Langfuse account created (or demo project explored)
Opened a trace in the dashboard and understood it
Explained the difference between trace and generation
Found and interpreted cost analytics
Own notes: Where would you use Langfuse in your project?

Hint: No coding in this challenge

This challenge is intentionally conceptual. Integrating Langfuse with the AI SDK requires an OpenTelemetry setup that varies depending on the hosting environment (Node.js, Vercel, Cloudflare). The focus here is on understanding the concepts — the practical integration comes when you deploy your first project to production.

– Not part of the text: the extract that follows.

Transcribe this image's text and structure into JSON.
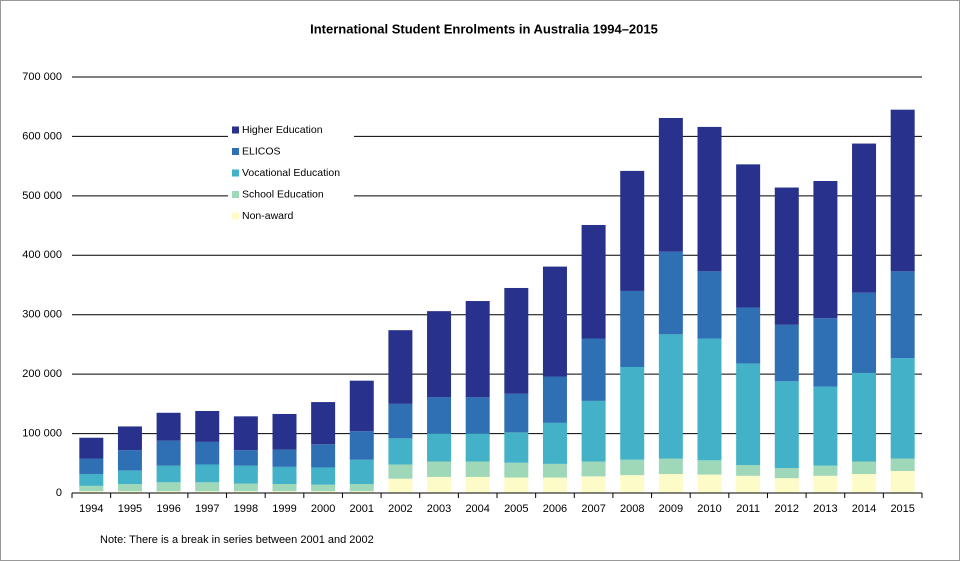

If you still want hands-on work: Langfuse offers a Quickstart Guide that lets you create a local trace in under 5 minutes.

COMBINE

Development leads to Evalite (6.1-6.4), then Improve prompt, Deploy, Langfuse (6.5), Monitoring — when score drops, the loop returns to Development

Exercise: Sketch the eval-driven development workflow for yourself:

You have a chat title generator (from the previous challenges)
How would you set up the Evalite-Langfuse workflow?
- When does Evalite run? (local, CI/CD)
- When does Langfuse run? (production)
- What happens when a Langfuse alert fires?
Consider: Which scores would you track in production?
- Latency? Cost per request? Title quality?

Food for thought: Langfuse captures real user requests. Could you automatically feed that data back into the Evalite dataset to improve the test data?